I am creating this data classification tool. Basically, I will regularly receive data rows in a flat file that look like this:
a:b:c:d:e a:b:c:d:e a:b:c:d:e a:b:c:d:e
And I have a list of categories to break these lines, for example:
Original Cat1 Cat2 Cat3 Cat4 Cat5 --------------------------------------- a:b:c:d:eabcde
On the right side of this second, category names are known, as well as the number of categories for breaking down the data. But this may change over time (for example, categories added / removed ... the total number of categories changed).
Well, thatโs why Iโm not looking for help on how to parse strings or get data in db or something else ... I know how to do all this, and the kernel script is basically written to handle string parsing and split into variables number of categories.

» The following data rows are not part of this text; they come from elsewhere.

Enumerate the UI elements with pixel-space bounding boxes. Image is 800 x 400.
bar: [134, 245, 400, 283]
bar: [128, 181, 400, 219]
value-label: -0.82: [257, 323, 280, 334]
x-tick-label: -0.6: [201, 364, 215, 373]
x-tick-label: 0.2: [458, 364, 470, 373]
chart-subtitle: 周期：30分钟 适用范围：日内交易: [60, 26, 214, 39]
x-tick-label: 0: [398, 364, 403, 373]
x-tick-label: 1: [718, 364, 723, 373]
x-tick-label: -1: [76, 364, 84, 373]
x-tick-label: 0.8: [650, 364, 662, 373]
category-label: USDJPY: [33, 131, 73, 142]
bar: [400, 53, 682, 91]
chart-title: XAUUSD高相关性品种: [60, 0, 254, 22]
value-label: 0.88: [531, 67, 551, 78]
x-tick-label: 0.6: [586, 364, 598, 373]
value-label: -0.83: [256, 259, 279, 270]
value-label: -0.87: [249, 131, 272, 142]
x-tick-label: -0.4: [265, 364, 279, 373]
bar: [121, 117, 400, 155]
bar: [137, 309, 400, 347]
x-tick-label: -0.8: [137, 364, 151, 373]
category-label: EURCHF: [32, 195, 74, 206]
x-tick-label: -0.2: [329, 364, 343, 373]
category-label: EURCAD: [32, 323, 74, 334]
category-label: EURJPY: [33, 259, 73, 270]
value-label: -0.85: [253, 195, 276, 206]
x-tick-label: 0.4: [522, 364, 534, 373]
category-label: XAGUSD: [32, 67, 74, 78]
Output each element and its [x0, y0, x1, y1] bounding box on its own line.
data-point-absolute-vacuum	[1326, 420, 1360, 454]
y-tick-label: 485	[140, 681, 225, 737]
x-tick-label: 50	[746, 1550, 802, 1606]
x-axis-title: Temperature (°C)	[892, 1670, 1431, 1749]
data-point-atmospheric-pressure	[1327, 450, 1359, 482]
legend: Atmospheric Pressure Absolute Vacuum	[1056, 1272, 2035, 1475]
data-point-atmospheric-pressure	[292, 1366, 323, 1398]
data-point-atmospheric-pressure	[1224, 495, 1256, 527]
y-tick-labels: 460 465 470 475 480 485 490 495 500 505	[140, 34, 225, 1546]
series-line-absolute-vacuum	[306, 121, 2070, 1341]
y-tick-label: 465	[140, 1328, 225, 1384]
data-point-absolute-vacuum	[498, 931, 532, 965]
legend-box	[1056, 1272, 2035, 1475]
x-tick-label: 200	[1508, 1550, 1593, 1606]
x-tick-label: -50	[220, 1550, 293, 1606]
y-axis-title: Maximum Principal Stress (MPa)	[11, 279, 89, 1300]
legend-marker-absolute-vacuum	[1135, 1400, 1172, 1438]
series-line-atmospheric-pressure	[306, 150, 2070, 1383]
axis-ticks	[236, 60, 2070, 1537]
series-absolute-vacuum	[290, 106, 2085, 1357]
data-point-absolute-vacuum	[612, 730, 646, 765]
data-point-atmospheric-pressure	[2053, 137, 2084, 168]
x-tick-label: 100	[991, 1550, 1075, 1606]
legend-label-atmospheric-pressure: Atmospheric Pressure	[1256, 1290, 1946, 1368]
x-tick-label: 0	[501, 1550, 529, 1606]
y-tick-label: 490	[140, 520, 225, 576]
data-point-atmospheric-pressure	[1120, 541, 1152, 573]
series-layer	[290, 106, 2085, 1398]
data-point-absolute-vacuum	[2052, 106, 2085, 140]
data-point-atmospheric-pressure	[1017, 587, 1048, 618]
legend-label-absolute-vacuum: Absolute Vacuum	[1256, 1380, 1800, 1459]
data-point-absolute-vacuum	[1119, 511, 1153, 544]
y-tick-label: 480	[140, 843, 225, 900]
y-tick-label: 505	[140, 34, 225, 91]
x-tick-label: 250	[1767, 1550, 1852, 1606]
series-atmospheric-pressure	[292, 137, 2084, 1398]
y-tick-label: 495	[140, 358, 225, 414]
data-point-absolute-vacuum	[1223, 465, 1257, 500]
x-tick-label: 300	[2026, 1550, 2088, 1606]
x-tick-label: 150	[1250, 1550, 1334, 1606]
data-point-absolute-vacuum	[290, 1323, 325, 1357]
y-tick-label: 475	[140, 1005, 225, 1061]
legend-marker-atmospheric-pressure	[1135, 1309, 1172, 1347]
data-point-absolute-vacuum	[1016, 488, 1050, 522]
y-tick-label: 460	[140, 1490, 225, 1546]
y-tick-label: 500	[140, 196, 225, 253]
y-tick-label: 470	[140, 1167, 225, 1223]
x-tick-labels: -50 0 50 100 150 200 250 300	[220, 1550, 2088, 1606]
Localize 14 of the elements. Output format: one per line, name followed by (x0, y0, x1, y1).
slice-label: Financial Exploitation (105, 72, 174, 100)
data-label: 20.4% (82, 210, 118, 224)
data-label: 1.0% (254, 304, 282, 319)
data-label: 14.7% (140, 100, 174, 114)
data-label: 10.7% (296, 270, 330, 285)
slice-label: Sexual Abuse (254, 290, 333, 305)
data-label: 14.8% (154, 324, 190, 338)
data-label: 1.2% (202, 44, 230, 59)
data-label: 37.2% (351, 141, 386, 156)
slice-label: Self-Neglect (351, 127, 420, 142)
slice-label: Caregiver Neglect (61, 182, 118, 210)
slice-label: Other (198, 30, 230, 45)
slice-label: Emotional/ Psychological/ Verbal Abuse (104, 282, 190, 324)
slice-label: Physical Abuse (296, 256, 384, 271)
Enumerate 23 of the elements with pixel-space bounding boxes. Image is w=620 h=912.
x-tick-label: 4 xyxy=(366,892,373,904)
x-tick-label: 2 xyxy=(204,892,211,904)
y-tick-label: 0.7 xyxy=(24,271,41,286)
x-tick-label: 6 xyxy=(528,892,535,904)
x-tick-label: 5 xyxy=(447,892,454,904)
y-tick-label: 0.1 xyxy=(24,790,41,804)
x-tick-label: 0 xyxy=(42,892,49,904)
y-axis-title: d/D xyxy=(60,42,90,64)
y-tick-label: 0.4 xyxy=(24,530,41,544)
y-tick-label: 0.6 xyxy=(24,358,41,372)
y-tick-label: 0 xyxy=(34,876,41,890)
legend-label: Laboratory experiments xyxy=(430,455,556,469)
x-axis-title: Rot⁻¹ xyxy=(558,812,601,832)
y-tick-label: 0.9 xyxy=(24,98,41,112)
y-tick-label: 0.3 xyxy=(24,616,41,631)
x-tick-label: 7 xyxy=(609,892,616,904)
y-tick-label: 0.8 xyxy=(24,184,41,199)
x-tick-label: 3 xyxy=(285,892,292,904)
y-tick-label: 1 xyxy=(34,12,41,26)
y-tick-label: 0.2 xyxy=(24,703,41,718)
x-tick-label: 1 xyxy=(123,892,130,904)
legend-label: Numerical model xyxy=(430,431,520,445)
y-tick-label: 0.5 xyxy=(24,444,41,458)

I am mainly looking for advice on how to structure my database for storing this material. So I thought about it, and here is what I came up with:
Table: Generated generated_id int - unique id for each row generated generated_timestamp datetime - timestamp of when row was generated last_updated datetime - timestamp of when row last updated generated_method varchar(6) - method in which row was generated (manual or auto) original_string varchar (255) - the original string Table: Categories category_id int - unique id for category category_name varchar(20) - name of category Table: Category_Values category_map_id int - unique id for each value (not sure if I actually need this) category_id int - id value to link to table Categories generated_id int - id value to link to table Generated category_value varchar (255) - value for the category
Basically, the idea is when I parse the row, I will insert a new record in the Generated table, as well as X records in the Category_Values table, where X, however, there are many categories that currently exist. And category names are stored in another Categories table.
What my script will immediately execute are the lines of the process with raw values โโand output the generated category values โโto a new file that will be sent somewhere. But then I have this db, which I do to store the generated data, so that I can make another script where I can search and write off previously created values, or update previously created records with new values โโor something else.
Does this sound like a good database structure? Anything obvious that I'm missing, or maybe I'm feeling for myself? For example, with this structure ... well ... I'm not an sql expert, but I think I should have done as
select * from Generated where original_string = '$string' // id is put into $id
and then
select * from Category_Values where generated_id = '$id'
... and then I will have data to work with search results or a form for changing data ... well, I'm quite sure that I can even combine this into one query with a connection or something, I donโt know how it is actually done, but I donโt know how to do it. But I know that I can do what I need from this db structure. But am I making it harder than necessary? Make an obvious noob mistake?